Most Christians know they should read their Bible on a regular basis. But what if I told you God cares more about how we read our Bibles than how often we read our Bibles? Please don’t hear me wrongly, reading the Bible every day and filling our hearts and minds with God’s Word is healthy for our lives. But it can also be dangerous if we’re not careful. I can hear someone saying, “Well, a pastor said it’s dangerous to read my Bible; therefore, I won’t read my Bible.” No! I want to encourage everyone to dive into the Scriptures on a daily basis as a healthy discipline, but I want to make sure we dive in without crashing against the rocks.

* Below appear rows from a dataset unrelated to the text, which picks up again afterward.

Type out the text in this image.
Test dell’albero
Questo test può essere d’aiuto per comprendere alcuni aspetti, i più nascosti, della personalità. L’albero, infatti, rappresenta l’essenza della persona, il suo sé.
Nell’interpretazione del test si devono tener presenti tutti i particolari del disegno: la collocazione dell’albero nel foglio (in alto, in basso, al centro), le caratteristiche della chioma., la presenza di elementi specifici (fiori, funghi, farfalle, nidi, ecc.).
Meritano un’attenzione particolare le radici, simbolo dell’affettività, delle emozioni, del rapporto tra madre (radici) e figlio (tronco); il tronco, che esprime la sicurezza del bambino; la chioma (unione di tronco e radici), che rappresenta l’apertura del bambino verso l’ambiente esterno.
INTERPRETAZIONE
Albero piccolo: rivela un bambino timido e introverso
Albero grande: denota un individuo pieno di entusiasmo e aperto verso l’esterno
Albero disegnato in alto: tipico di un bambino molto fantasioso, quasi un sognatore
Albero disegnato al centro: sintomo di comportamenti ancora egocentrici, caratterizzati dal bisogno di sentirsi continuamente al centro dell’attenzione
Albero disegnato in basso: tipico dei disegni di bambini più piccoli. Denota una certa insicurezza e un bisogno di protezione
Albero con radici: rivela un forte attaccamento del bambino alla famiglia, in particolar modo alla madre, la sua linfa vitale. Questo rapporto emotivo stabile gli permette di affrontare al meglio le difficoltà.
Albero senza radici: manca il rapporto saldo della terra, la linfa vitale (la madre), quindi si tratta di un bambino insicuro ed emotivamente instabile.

The danger I want us to avoid is religious pride. We can use the Bible to think ourselves superior to others if we’re not careful. How many of us have experienced another person’s condescending attitude during a group discussion or personal conversation? Their brain was big, but their heart was small. They were passionate, but not compassionate. This is why Paul says, “Knowledge puffs up while love builds up” (1 Corinthians 8:1).

The Pharisees knew the Bible better than any other person in their day. Some Pharisees had the entire Old Testament memorized and most knew all 613 Old Testament laws. They could quote these laws and expected everyone to follow these laws. But Jesus said this to these religious experts, “You study the Scriptures diligently because you think that in them you have eternal life. These are the very Scriptures that testify about me, yet you refuse to come to me to have life” (John 5:39-40). Jesus is saying that they had lots of knowledge about the Bible, but they missed the very intention of the Bible. It went straight over their heads. But before we beat up on the Pharisees, what about us? What about me? I know I’ve been guilty of religious pride, missing the heart of God’s love. It’s so easy to do!

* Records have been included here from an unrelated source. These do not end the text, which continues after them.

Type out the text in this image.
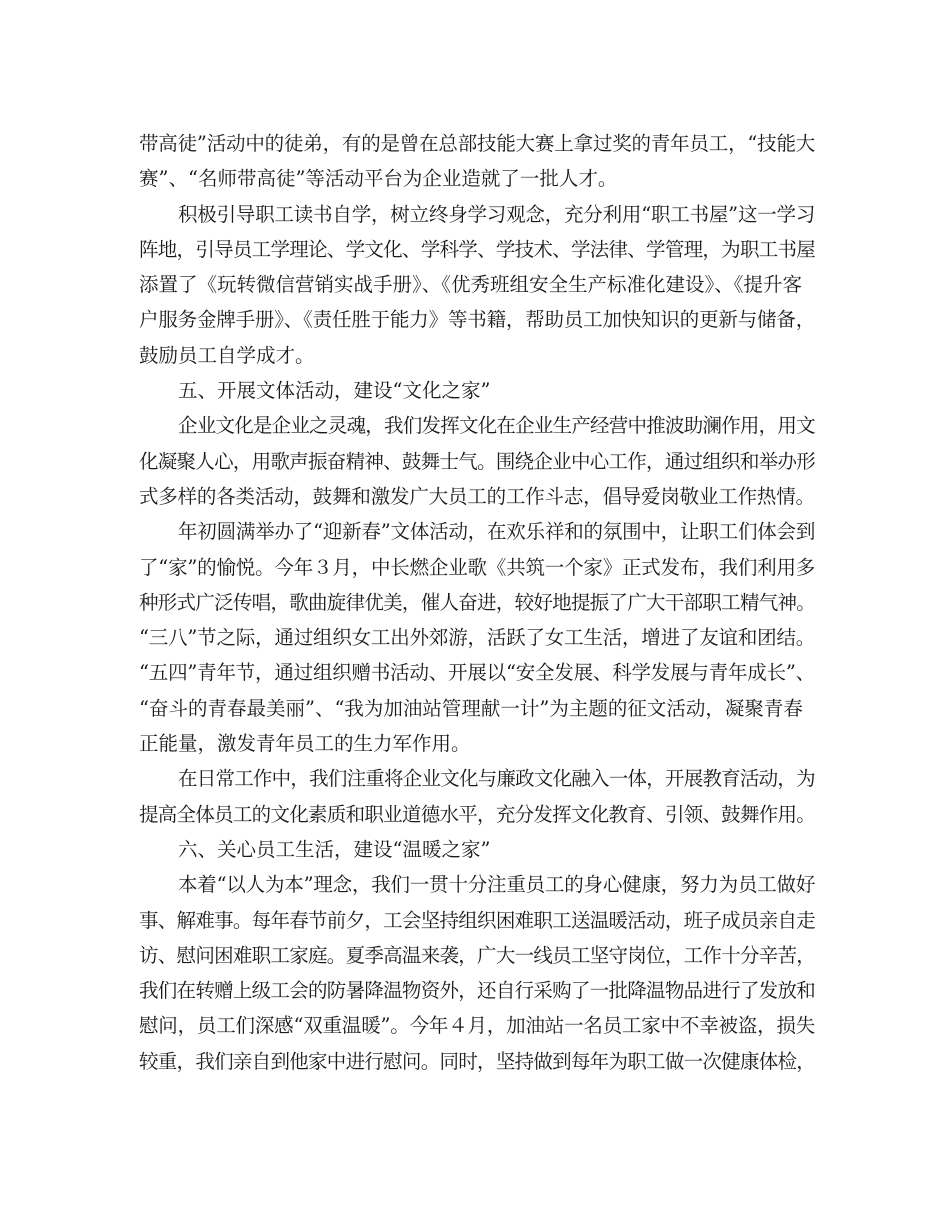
带高徒”活动中的徒弟，有的是曾在总部技能大赛上拿过奖的青年员工，“技能大
赛”、“名师带高徒”等活动平台为企业造就了一批人才。
积极引导职工读书自学，树立终身学习观念，充分利用“职工书屋”这一学习
阵地，引导员工学理论、学文化、学科学、学技术、学法律、学管理，为职工书屋
添置了《玩转微信营销实战手册》、《优秀班组安全生产标准化建设》、《提升客
户服务金牌手册》、《责任胜于能力》等书籍，帮助员工加快知识的更新与储备，
鼓励员工自学成才。
五、开展文体活动，建设“文化之家”
企业文化是企业之灵魂，我们发挥文化在企业生产经营中推波助澜作用，用文
化凝聚人心，用歌声振奋精神、鼓舞士气。围绕企业中心工作，通过组织和举办形
式多样的各类活动，鼓舞和激发广大员工的工作斗志，倡导爱岗敬业工作热情。
年初圆满举办了“迎新春”文体活动，在欢乐祥和的氛围中，让职工们体会到
了“家”的愉悦。今年３月，中长燃企业歌《共筑一个家》正式发布，我们利用多
种形式广泛传唱，歌曲旋律优美，催人奋进，较好地提振了广大干部职工精气神。
“三八”节之际，通过组织女工出外郊游，活跃了女工生活，增进了友谊和团结。
“五四”青年节，通过组织赠书活动、开展以“安全发展、科学发展与青年成长”、
“奋斗的青春最美丽”、“我为加油站管理献一计”为主题的征文活动，凝聚青春
正能量，激发青年员工的生力军作用。
在日常工作中，我们注重将企业文化与廉政文化融入一体，开展教育活动，为
提高全体员工的文化素质和职业道德水平，充分发挥文化教育、引领、鼓舞作用。
六、关心员工生活，建设“温暖之家”
本着“以人为本”理念，我们一贯十分注重员工的身心健康，努力为员工做好
事、解难事。每年春节前夕，工会坚持组织困难职工送温暖活动，班子成员亲自走
访、慰问困难职工家庭。夏季高温来袭，广大一线员工坚守岗位，工作十分辛苦，
我们在转赠上级工会的防暑降温物资外，还自行采购了一批降温物品进行了发放和
慰问，员工们深感“双重温暖”。今年４月，加油站一名员工家中不幸被盗，损失
较重，我们亲自到他家中进行慰问。同时，坚持做到每年为职工做一次健康体检，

Assuming we’ve prayed and asked for the guidance of the Holy Spirit, let me suggest two simple questions we can ask ourselves when reading Scripture that might serve as guardrails from religious pride..

How does this challenge/help me to love Jesus more? All the big ideas in Scripture connect to Jesus in some way. Does it tell you about His character, love, expectation for followers, etc.? While it might take some steps to get there (which is why a good commentary can be useful), I don’t think I’m exaggerating when I say all of Scripture somehow ties to Jesus Christ. 

How does this challenge/help me to love people more? This is a step we should not overlook. The thing is: most Pharisees really did believe that they loved God. God’s argument, though, is that if you don’t love people (including that Christian who is struggling with sin), you don’t truly know the God of the Bible. 1 John 4:7 “Everyone who loves has been born of God and knows God. Whoever does not love does not know God, because God is love.” When we stop asking this question, we miss the heart and mission of God for our daily lives.

It really is that simple. I’m not saying that studying theology and growing in our understanding of God’s Word isn’t important. I love studying the Bible/theology. But if we ever get away from these two questions, we’ve missed it. After all, Jesus said the greatest commandment is pretty simple: Love God and love people, all the Law and Prophets hang on these two commandments (Matthew 22:37-39).

For deeper reflection:

1) Have you ever felt judged by another Christian because of something you had done in your past or a shortcoming in your life? How did that feel? Did it encourage or discourage you to follow Jesus?

2) Have you ever looked down on someone because they weren’t as passionate as you in their faith?

3) Why do you think people slip into religious pride?